With the fall of Madame de Montespan and the ascendancy of Madame de Maintenon his influence vastly increased. The marriage between Louis XIV and Madame de Maintenon was celebrated in his presence at Versailles, but there is no reason for supposing that the subsequent coolness between him and Madame de Maintenon arose from his insistence on secrecy in this matter. During the long strife over the temporalities of the Gallican Church between Louis XIV and Innocent XI, Père de la Chaise supported the royal prerogative, though he used his influence at Rome to conciliate the papal authorities.

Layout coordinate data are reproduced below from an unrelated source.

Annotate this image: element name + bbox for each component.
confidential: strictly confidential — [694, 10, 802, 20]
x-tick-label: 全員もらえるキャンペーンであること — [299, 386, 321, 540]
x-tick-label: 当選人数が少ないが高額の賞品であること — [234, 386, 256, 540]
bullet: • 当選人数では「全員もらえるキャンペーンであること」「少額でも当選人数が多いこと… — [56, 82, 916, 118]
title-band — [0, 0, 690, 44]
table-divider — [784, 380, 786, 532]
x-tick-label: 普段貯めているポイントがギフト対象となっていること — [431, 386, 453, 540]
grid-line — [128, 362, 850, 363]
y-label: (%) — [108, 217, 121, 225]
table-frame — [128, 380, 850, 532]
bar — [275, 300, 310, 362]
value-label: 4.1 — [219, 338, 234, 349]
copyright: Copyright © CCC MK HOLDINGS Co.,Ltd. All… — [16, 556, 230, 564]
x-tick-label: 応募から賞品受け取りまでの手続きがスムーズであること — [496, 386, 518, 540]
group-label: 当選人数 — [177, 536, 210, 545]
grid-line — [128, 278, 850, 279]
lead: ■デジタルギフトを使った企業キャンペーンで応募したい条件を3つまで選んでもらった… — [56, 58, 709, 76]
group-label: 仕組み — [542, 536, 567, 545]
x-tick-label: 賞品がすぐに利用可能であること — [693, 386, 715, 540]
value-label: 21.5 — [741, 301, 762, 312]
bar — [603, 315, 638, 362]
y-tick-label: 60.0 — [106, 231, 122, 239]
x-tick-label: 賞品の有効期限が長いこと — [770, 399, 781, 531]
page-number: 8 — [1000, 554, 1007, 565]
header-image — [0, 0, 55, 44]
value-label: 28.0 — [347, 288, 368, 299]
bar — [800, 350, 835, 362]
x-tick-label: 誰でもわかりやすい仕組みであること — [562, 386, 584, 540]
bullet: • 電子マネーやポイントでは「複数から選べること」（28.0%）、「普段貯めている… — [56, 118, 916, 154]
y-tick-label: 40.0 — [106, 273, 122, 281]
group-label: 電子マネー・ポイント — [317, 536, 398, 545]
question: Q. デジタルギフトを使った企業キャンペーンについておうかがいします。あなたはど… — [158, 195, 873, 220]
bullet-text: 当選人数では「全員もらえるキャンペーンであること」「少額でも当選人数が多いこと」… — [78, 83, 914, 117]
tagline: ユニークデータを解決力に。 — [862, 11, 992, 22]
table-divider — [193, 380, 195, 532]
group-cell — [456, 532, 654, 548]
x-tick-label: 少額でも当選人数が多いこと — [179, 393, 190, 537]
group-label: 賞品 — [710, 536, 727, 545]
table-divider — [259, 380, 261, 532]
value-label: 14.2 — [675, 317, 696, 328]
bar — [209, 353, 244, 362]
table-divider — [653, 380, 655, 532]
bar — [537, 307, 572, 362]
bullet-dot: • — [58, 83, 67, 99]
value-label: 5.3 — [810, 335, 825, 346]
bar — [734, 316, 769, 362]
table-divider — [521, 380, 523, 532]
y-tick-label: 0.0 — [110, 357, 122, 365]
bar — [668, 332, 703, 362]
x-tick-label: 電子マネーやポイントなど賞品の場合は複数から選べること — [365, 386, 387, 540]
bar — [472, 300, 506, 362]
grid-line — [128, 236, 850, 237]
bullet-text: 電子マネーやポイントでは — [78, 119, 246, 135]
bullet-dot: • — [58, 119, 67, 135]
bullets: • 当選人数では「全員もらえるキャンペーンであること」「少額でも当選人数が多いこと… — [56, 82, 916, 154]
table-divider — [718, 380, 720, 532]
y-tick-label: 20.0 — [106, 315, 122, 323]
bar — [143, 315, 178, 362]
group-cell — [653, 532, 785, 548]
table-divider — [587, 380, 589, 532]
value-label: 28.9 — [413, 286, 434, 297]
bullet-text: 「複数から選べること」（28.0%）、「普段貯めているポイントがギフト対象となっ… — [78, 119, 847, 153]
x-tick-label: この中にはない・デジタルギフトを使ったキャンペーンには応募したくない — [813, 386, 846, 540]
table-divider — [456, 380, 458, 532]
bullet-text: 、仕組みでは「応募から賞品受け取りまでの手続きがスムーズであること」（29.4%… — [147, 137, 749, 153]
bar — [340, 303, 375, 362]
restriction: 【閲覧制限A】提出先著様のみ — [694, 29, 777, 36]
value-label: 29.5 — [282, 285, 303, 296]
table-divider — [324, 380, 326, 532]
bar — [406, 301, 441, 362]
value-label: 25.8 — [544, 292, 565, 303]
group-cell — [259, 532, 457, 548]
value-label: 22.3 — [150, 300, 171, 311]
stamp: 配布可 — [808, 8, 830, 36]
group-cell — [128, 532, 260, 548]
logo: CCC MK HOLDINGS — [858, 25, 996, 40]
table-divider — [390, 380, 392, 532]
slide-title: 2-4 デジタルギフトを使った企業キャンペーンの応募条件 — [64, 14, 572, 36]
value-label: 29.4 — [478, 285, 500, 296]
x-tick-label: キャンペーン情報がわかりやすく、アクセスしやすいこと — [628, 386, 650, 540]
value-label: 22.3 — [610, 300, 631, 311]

He was largely responsible for the revocation of the Edict of Nantes.

He exercised a moderating influence on Louis XIV's zeal against the Jansenists, and Saint-Simon, who were opposed to him in most matters, which does full justice to his humane and honourable character.

Père de la Chaise had a lasting affection for Archbishop Fénelon, which remained unchanged by the papal condemnation of the Maximes.

In spite of failing faculties, he continued his duties as confessor to Louis XIV to the end of his long life.

==Legacy==
The name of Father de la Chaise became attached to the Jesuit house where he lived, at the time outside the boundaries of Paris – and to the plot of land near that house. In 1804, Napoleon established a cemetery there, the well-known Père Lachaise Cemetery (literally "The Father la Chaise Cemetery").

William Hurt portrayed Father de la Chaise in the fantasy-adventure film The King's Daughter (2022).